Citations:flens
Jump to navigation
Jump to search
Dutch citations of flens
- 1906, 20 June, Rotterdamsch Nieuwsblad; Blijf je van me hekkie? [1]:
- — Blijven jelui van me hekkie? anders zal 'k jelui een schop onder je k... geven...
- — Wat? Wil je me kinderen slaan? had J. geroepen. Hier heb je van mij wat. Flens! Bos had zijn klap te pakken.
- 1915, 13 October, Julius Wolff, P. M. H. Welker, Nieuwe Vlaardingsche Courant; Feuilleton. De Wilde Jager. [2]:
- Daar zie ik in de verte een haas, die zich den tijd verdrijft met mannetjesmaken vlak bij een beukenstam. Ik grijp mijn boog en . . . flens, daar zit hij met een lepel aan den boom vastgespijkerd. "Zoo," zeg ik, "jij loopt mij niet meer weg, kereltje," en ik ga verder.

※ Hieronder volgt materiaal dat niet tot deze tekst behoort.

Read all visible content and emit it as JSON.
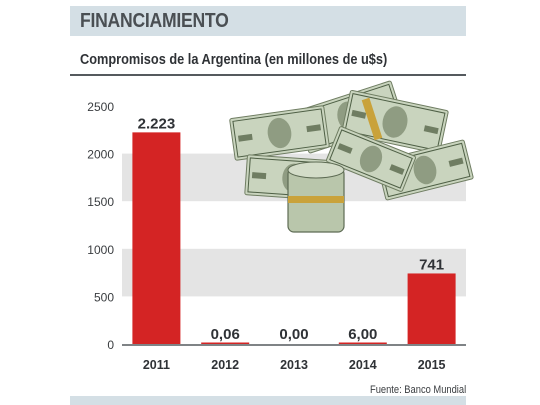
{
  "header": {
    "title": "FINANCIAMIENTO"
  },
  "chart_data": {
    "type": "bar",
    "title": "Compromisos de la Argentina (en millones de u$s)",
    "categories": [
      "2011",
      "2012",
      "2013",
      "2014",
      "2015"
    ],
    "values": [
      2223,
      0.06,
      0.0,
      6.0,
      741
    ],
    "value_labels": [
      "2.223",
      "0,06",
      "0,00",
      "6,00",
      "741"
    ],
    "yticks": [
      "0",
      "500",
      "1000",
      "1500",
      "2000",
      "2500"
    ],
    "ylim": [
      0,
      2500
    ],
    "grid": "alternating horizontal bands",
    "bar_color": "#d42424",
    "band_color": "#e4e4e4",
    "source": "Fuente: Banco Mundial"
  }
}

- 1920, G. J. Visscher , Voor 't jonge volkje; een geïllustreerd tijdschrift voor de jeugd, deel 82; Lotgevallen van een kastanje, page 166:
- "Als de erwten in natte aarde komen, ontkiemen ze gauw," dacht hij en flens! Hij gooide nog een glas water op den pot, zoodat het in stralen langs mijn zijde liep.
- 1924, 13 September, Passe-Partout, De Zuid-Willemsvaart; Roman-bijvoegsel van "De Zuidwillemsvaart", De secretaris-schoenpoetser, page 2:
- Kwam er storm? Steeds hooger en heviger stormden de golven aan, steeds zwarter werd de lucht. As 't nu nog ging onweren, waren ze misschien voor de haaien. Flens! Daar kwam 'n groote golf over 't dek gespoeld. Guusje werd tegen den grond gespoeld.
- 1925, 14 August, De courant Het nieuws van den dag; Ons Kinderhoekje, In den wespentijd, page 7:
- "Een wesp!" werd er plotseling geroepen aan het tafeltje, niet ver van het hunne. Met groot spektakel sprongen daar een stuk of vier jongelui overeind. Springen, slaan, schreeuwen, zoo heb je niet!
- "Flens! Daar ligt hij!" riep er een. Hij had het insect met een stok geraakt, zoodat het beestje op den grond rolde en toen zette hij er zijn voet op.
- 1927, Krijn Touw, De scheepsjongen van Abel Tasman, page 76:
- Je vecht bijkans om in de boot te komen en dan er op af. Flens, een harpoen er in. En dan gaat hij aan den haal. Sleept op 't laatst, als de katrol afgeloopen is, je heele boot mee, maar boven komen moet hij toch weer. En als hij dat doet, flens, weer zoo'n spijkertje er in.
- 1952, Piet Bakker, Vrouw aan boord, verhaal van het water, page 29:
- Smak je stompe kop er in! Daar komt weer zo'n jongen an.... Pets! Niks meer te vertellen. Waar blijven ze met hun branie als wij met z'n tweeën er op in stormen? Flens...! Wéér zo'n lefzetter! Hij maakt m'n kuip nat, de schooier.